For me much of the pleasure derived from a vacation is negative: not having to answer email, or take or return phone calls, or open, sort and shelve books. Still, I don't leave my job behind entirely, for the simple reason that I like what I do. Who wouldn't? I read books. I get to sound off about them. And I get paid for it.
On this last vacation I managed to read about six books, write four reviews, a couple of poems, and some miscellaneous things.
But it was far from being a busman's holiday. My wife, Debbie, paints and sculpts, and when she noticed there was a gallery in Tunkhannock she wanted to go. And go we did to Lizza Fine Art Studios, which proved to be a very nice exhibition space with beautiful hardwood floors (it used to be a roller skating rink). But it had more than just paintings on the walls (by Nancy Ruch Kim, a graduate of Moore College of Art & Design and the Pennsylvania Academy of Fine Arts) and sculptures and ceramics on pedestals (the former by Douglas Leidy, the latter by Mark Chuck).
We got to talking with owner Bob Lizza and gallery director Betsy Green and learned that, thanks to Lizza Studios, little Tunkhannock, Pa., has won itself a place in the sun in the world of art. Seems that New York's mighty Metropolitan Museum of Art had a tapestry and a painting scanned there.
Also scanned there was a painting titled "La Madonna Della Luce" ("Our Lady of Light") painted by the Vatican artist of the year, Natalia Tsarkova. (The painting was commissioned by the Primavera Fine Art Foundation for Pope John Paul II and the foundation says it has been informed that it was one of the last works of art blessed by the Pontiff before his death. The painting -- which represents the Mysteries of Light the Pope added to the rosary -- will eventually hang in the Vatican, but right now it's on tour.
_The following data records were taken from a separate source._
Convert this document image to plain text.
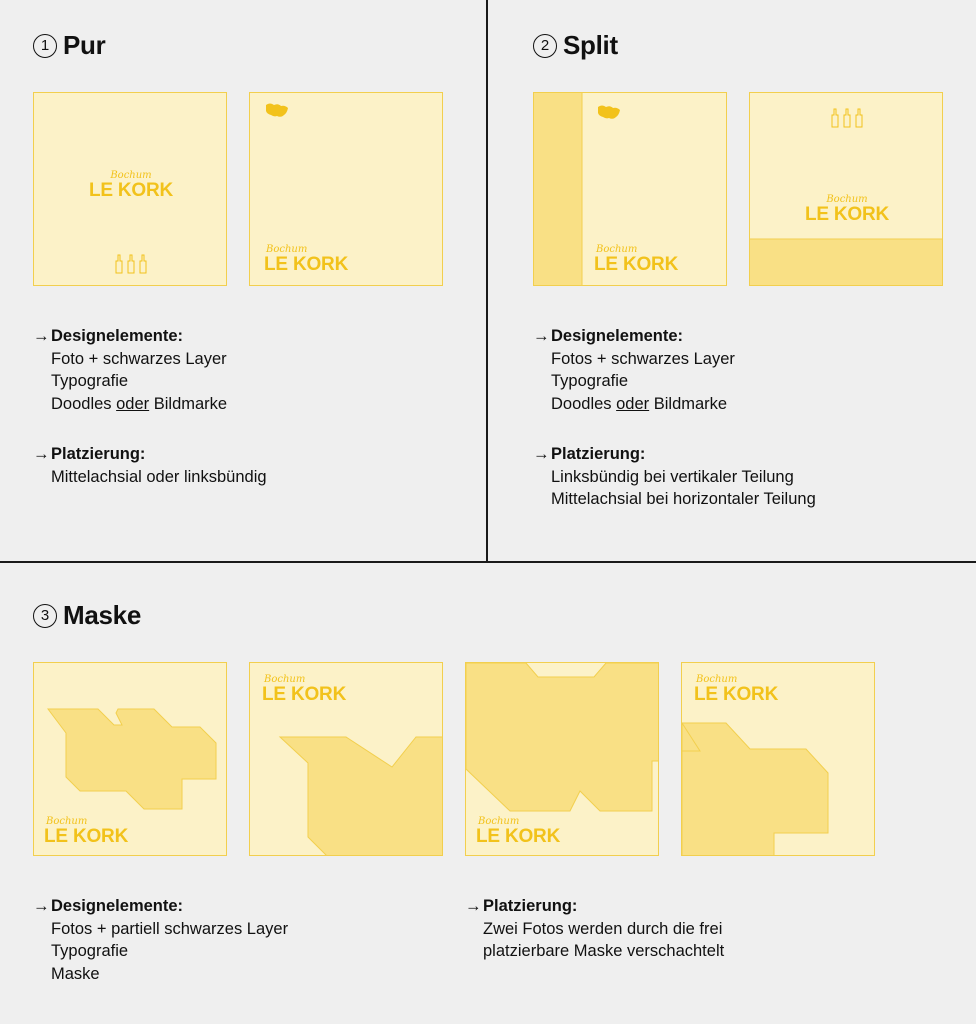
1 Pur
Bochum
LE KORK
Bochum
LE KORK
→Designelemente:
Foto + schwarzes Layer
Typografie
Doodles oder Bildmarke
→Platzierung:
Mittelachsial oder linksbündig
2 Split
Bochum
LE KORK
Bochum
LE KORK
→Designelemente:
Fotos + schwarzes Layer
Typografie
Doodles oder Bildmarke
→Platzierung:
Linksbündig bei vertikaler Teilung
Mittelachsial bei horizontaler Teilung
3 Maske
Bochum
LE KORK
Bochum
LE KORK
Bochum
LE KORK
Bochum
LE KORK
→Designelemente:
Fotos + partiell schwarzes Layer
Typografie
Maske
→Platzierung:
Zwei Fotos werden durch die frei
platzierbare Maske verschachtelt
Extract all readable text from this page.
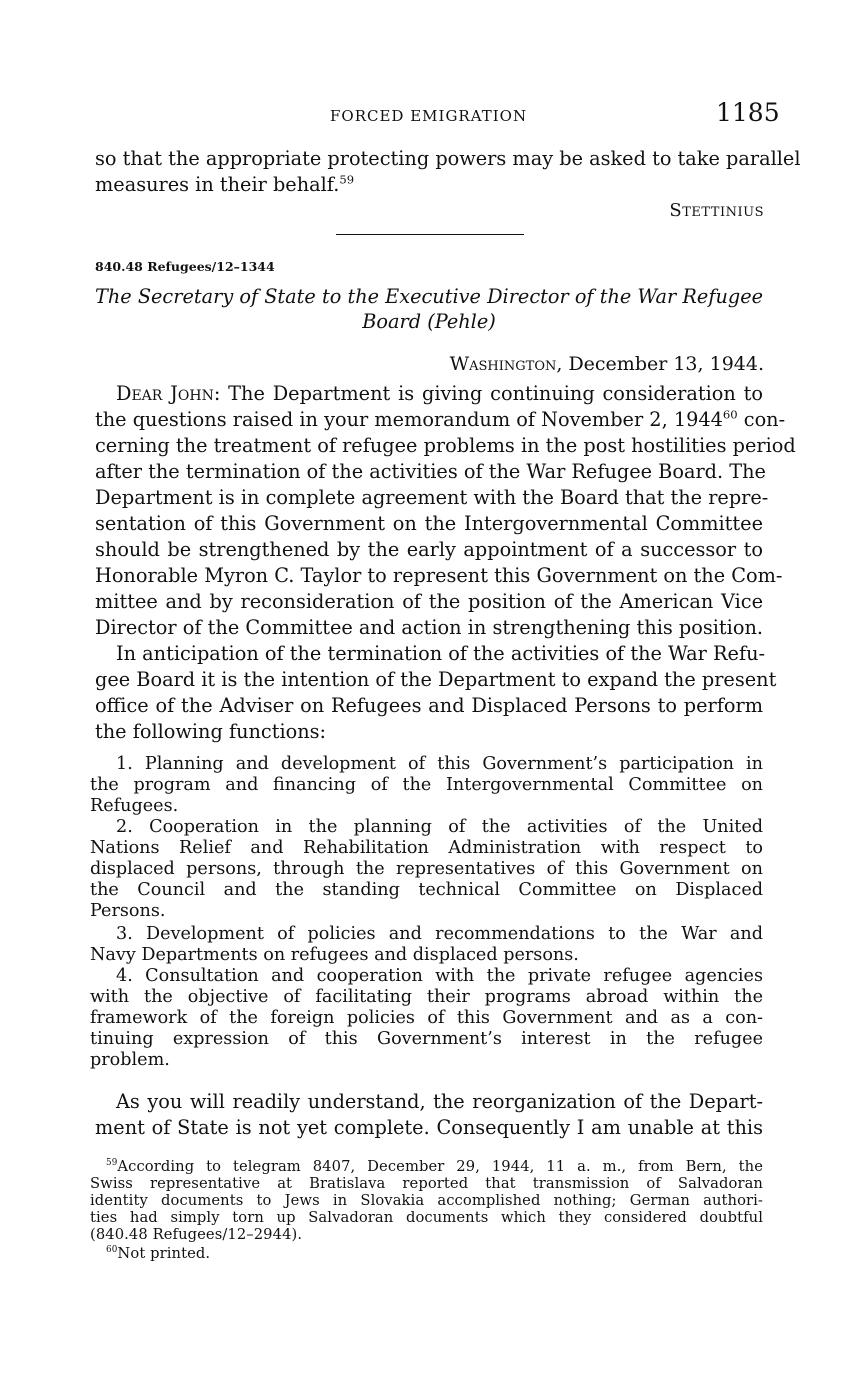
FORCED EMIGRATION	1185
so that the appropriate protecting powers may be asked to take parallel
measures in their behalf.$^{59}$
Stettinius
840.48 Refugees/12–1344
The Secretary of State to the Executive Director of the War Refugee
Board (Pehle)
Washington, December 13, 1944.
Dear John: The Department is giving continuing consideration to
the questions raised in your memorandum of November 2, 1944$^{60}$ con-
cerning the treatment of refugee problems in the post hostilities period
after the termination of the activities of the War Refugee Board. The
Department is in complete agreement with the Board that the repre-
sentation of this Government on the Intergovernmental Committee
should be strengthened by the early appointment of a successor to
Honorable Myron C. Taylor to represent this Government on the Com-
mittee and by reconsideration of the position of the American Vice
Director of the Committee and action in strengthening this position.
In anticipation of the termination of the activities of the War Refu-
gee Board it is the intention of the Department to expand the present
office of the Adviser on Refugees and Displaced Persons to perform
the following functions:
1. Planning and development of this Government’s participation in
the program and financing of the Intergovernmental Committee on
Refugees.
2. Cooperation in the planning of the activities of the United
Nations Relief and Rehabilitation Administration with respect to
displaced persons, through the representatives of this Government on
the Council and the standing technical Committee on Displaced
Persons.
3. Development of policies and recommendations to the War and
Navy Departments on refugees and displaced persons.
4. Consultation and cooperation with the private refugee agencies
with the objective of facilitating their programs abroad within the
framework of the foreign policies of this Government and as a con-
tinuing expression of this Government’s interest in the refugee
problem.
As you will readily understand, the reorganization of the Depart-
ment of State is not yet complete. Consequently I am unable at this
$^{59}$According to telegram 8407, December 29, 1944, 11 a. m., from Bern, the
Swiss representative at Bratislava reported that transmission of Salvadoran
identity documents to Jews in Slovakia accomplished nothing; German authori-
ties had simply torn up Salvadoran documents which they considered doubtful
(840.48 Refugees/12–2944).
$^{60}$Not printed.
Why was the scanning done in Tunkhannock? Turns out Lizza Studios has one of the few Cruse CS 285 ST Scanners in the world. Which means they can make the best giclee prints imaginable. Just how good these prints are was brought home to Debbie and me when we were looking at a matted collage by Marvin Baker in the back of the studio. Betsy remarked that it was one of their showpieces and Bob suggested to Debbie that she reach over and pluck off one of the slips of paper the collage was made of. She asked him if he was sure he wanted her to do that and he assured her it was OK. Of course, when she reached over to do it, she found there was nothing to pluck: It just looked vividly two-dimensional.
And this first visit to the Lizza Studios was only the beginning of our artistic adventures in Tunkhannock.

1 comment:

  1. Wow! Who knew Tunkhannock had it going on in the art department?